On 5 Feb. 1855 Stedman married Susan Catherine (Kathleen) Staples (1836–97), the daughter of Colonel John C. Staples of Stonewall, Patrick County, Va. They became the parents of Mary Walton, who died in infancy; William Winship (1858–1900), an editor and publisher; Malvern Vance (1863–1951); and Sallie Rebecca Roberta (b. 1871), who married Henry Lee Mylton.
Stedman enlisted on 18 Mar. 1862 in the Chatham Cossacks of Pittsboro, a unit that became Company B, Forty-ninth Regiment, North Carolina Troops. Soon elected third sergeant, he was severely wounded at Malvern Hill on 1 July 1862, and, although named to the Roll of Honor for his bravery under fire, he was unable to return to the field. Through the intervention of Governor Zebulon Vance, Stedman on 13 Oct. 1862 was appointed first lieutenant in the newly formed Confederate States Army Signal Corps.

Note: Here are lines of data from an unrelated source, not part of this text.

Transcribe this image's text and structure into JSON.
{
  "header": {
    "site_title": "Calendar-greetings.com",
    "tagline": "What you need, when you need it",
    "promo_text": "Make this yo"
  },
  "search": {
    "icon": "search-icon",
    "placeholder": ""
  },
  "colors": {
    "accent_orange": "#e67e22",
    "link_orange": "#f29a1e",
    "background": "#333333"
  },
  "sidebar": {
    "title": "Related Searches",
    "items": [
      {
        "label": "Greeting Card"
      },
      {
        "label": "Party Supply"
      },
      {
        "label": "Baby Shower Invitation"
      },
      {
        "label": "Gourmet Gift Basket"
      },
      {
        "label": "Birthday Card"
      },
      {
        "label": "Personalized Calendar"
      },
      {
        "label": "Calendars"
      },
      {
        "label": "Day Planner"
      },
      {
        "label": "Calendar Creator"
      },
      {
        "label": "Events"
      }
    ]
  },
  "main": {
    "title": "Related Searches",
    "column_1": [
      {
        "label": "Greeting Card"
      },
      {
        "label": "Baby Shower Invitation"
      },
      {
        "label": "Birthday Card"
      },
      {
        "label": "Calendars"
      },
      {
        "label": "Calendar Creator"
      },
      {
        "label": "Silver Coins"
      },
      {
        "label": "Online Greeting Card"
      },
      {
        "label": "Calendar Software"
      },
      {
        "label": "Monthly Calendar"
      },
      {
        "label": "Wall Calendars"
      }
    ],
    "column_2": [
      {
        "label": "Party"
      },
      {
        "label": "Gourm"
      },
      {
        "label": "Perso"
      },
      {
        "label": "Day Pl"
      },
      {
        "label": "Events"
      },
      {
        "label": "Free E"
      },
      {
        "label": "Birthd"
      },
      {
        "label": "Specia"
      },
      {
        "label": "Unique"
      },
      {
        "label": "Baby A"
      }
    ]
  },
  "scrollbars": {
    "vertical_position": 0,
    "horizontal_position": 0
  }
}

Ordered in November to report to General Howell Cobb in southwestern Georgia, Stedman served as chief signal officer to Cobb, Joseph Finegan, William Montgomery Gardner, and James Patton Anderson, successive commanders of the military districts of East and Middle Florida. With his headquarters at Quincy, near Tallahassee, Stedman was responsible for lines of signal posts and observation points, which transmitted messages by flag, torch, and telegraph. He was paroled in May 1865, a month after Appomattox, as part of the general surrender of troops.
After the war Stedman practiced law and with his family lived for a time in Pittsboro, then settled in Danbury. There, beginning on 3 June 1870, he published a weekly newspaper, The Old Constitution, and served as solicitor of the Fifth North Carolina District. He was the author of a forty-page pamphlet, Murder & Mystery: History of the Life and Death of John W. Stephens, State Senator of North Carolina, From Caswell County. Printed in Greensboro in 1870, this is considered to be an unbiased, well-written account of a murder that remained unsolved until 1935, after the death of the last member of the Ku Klux Klan responsible for it. In 1873, after moving to Taylorsville (now Stuart), Va., Stedman edited and published The Voice of the People, the first newspaper in Patrick County, his wife's home.
In Taylorsville he became an ordained Baptist minister about 1874 and preached regularly in the local church. He also participated in local civic organizations and was a Master Mason. In Virginia he continued to practice law, serving as commonwealth attorney, and engaged in agriculture and horticulture. His wife's ancestor, Colonel William Martin, had planted the famous "Old Hardy Apple Tree" in Patrick County in 1790, and her family was interested in growing root stock from this tree. Stedman and a son, Malvern Vance, planted over 150,000 apple trees in the county and established the area's apple industry.
An industrious man of many talents, "Colonel" Stedman, as most knew him in later life, was considered to have deep convictions in politics, religion, and agriculture, and he was a polished speaker. The town of Stedman in Patrick County was named for him. He died in Taylorsville (Stuart) and was buried there.